Ainsi, il cherche à donner aux sons toute leur liberté. Il les reconnaît comme étant indépendants les uns des autres et pense qu’ils s’interpénètrent de façon plus riche et avec plus de complexité s’il n’établit aucune relation entre eux : ils se rejoignent sans se faire obstruction. C’est pourquoi Cage veut se libérer de l’habitude d’harmoniser et trouve dans l’utilisation du hasard un outil efficace pour y arriver. Le Yi-King représente son outil privilégié. Il l’utilise lors de la composition de ses Song Books pour déterminer le nombre de solos, le type de chacun (chant ou théâtre, traité électroniquement ou non), leur durée et les matériaux dont ils seront faits (piano préparé, cri, ronflement, machine à écrire…). Dans le but de provoquer des situations propices au hasard et à l’accident sonore, Cage donne ces quelques lignes directrices tout en précisant que l’interprète peut aussi bien en faire ce qu'il veut : les «solos» peuvent être chantés par plusieurs interprètes; ils peuvent aussi en jouer n’importe quel nombre, dans n’importe quel ordre et selon n’importe quelle superposition; un seul interprète a la possibilité de chanter plusieurs solos en même temps et de les rejouer autant de fois qu’il le veut; les interprètes doivent préparer leur partie indépendamment et de ne pas réagir l’un à l’autre lors de la représentation et, enfin, les Song Books peuvent être présentés en superposition ou non avec d’autres pièces de musique indéterminée telle que Rozart Mix ou Concert for piano & Orchestra.

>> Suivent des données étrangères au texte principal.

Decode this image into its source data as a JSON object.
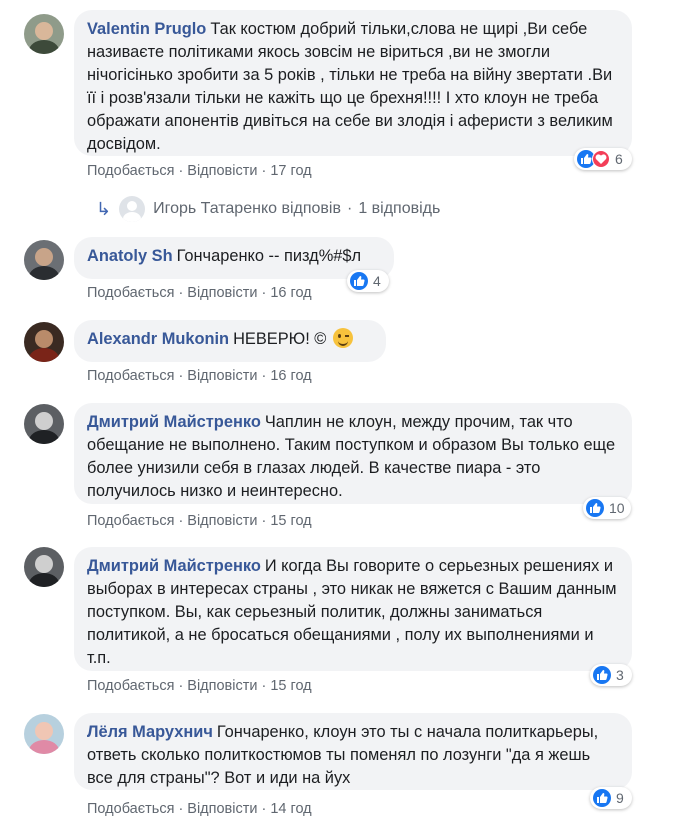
{
  "comments": [
    {
      "author": "Valentin Pruglo",
      "text": "Так костюм добрий тільки,слова не щирі ,Ви себе називаєте політиками якось зовсім не віриться ,ви не змогли нічогісінько зробити за 5 років , тільки не треба на війну звертати .Ви її і розв'язали тільки не кажіть що це брехня!!!! І хто клоун не треба ображати апонентів дивіться на себе ви злодія і аферисти з великим досвідом.",
      "like_label": "Подобається",
      "reply_label": "Відповісти",
      "time": "17 год",
      "reactions": {
        "count": "6",
        "icons": [
          "like-icon",
          "love-icon"
        ]
      }
    },
    {
      "author": "Anatoly Sh",
      "text": "Гончаренко -- пизд%#$л",
      "like_label": "Подобається",
      "reply_label": "Відповісти",
      "time": "16 год",
      "reactions": {
        "count": "4",
        "icons": [
          "like-icon"
        ]
      }
    },
    {
      "author": "Alexandr Mukonin",
      "text": "НЕВЕРЮ! ©",
      "emoji": "winking-face-emoji",
      "like_label": "Подобається",
      "reply_label": "Відповісти",
      "time": "16 год"
    },
    {
      "author": "Дмитрий Майстренко",
      "text": "Чаплин не клоун, между прочим, так что обещание не выполнено. Таким поступком и образом Вы только еще более унизили себя в глазах людей. В качестве пиара - это получилось низко и неинтересно.",
      "like_label": "Подобається",
      "reply_label": "Відповісти",
      "time": "15 год",
      "reactions": {
        "count": "10",
        "icons": [
          "like-icon"
        ]
      }
    },
    {
      "author": "Дмитрий Майстренко",
      "text": "И когда Вы говорите о серьезных решениях и выборах в интересах страны , это никак не вяжется с Вашим данным поступком. Вы, как серьезный политик, должны заниматься политикой, а не бросаться обещаниями , полу их выполнениями и т.п.",
      "like_label": "Подобається",
      "reply_label": "Відповісти",
      "time": "15 год",
      "reactions": {
        "count": "3",
        "icons": [
          "like-icon"
        ]
      }
    },
    {
      "author": "Лёля Марухнич",
      "text": "Гончаренко, клоун это ты с начала политкарьеры, ответь сколько политкостюмов ты поменял по лозунги \"да я жешь все для страны\"? Вот и иди на йух",
      "like_label": "Подобається",
      "reply_label": "Відповісти",
      "time": "14 год",
      "reactions": {
        "count": "9",
        "icons": [
          "like-icon"
        ]
      }
    }
  ],
  "reply_thread": {
    "author": "Игорь Татаренко",
    "action": "відповів",
    "separator": "·",
    "count_text": "1 відповідь"
  },
  "colors": {
    "author": "#385898",
    "bubble": "#f2f3f5",
    "meta": "#606770",
    "like": "#1877f2",
    "love": "#f33e58"
  }
}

Cage construit ses pièces musicales de façon à ce qu’elles ne puissent jamais être répétées, qu’elles présentent toujours des situations entièrement nouvelles dans lesquelles n’importe quel son ou bruit peut aller avec n’importe quel autre. Ce sont des situations expérimentales dans lesquelles rien n’est sélectionné d’avance, dans lesquelles il n’y a pas d’obligations ni d’interdits et où rien n’est prévisible.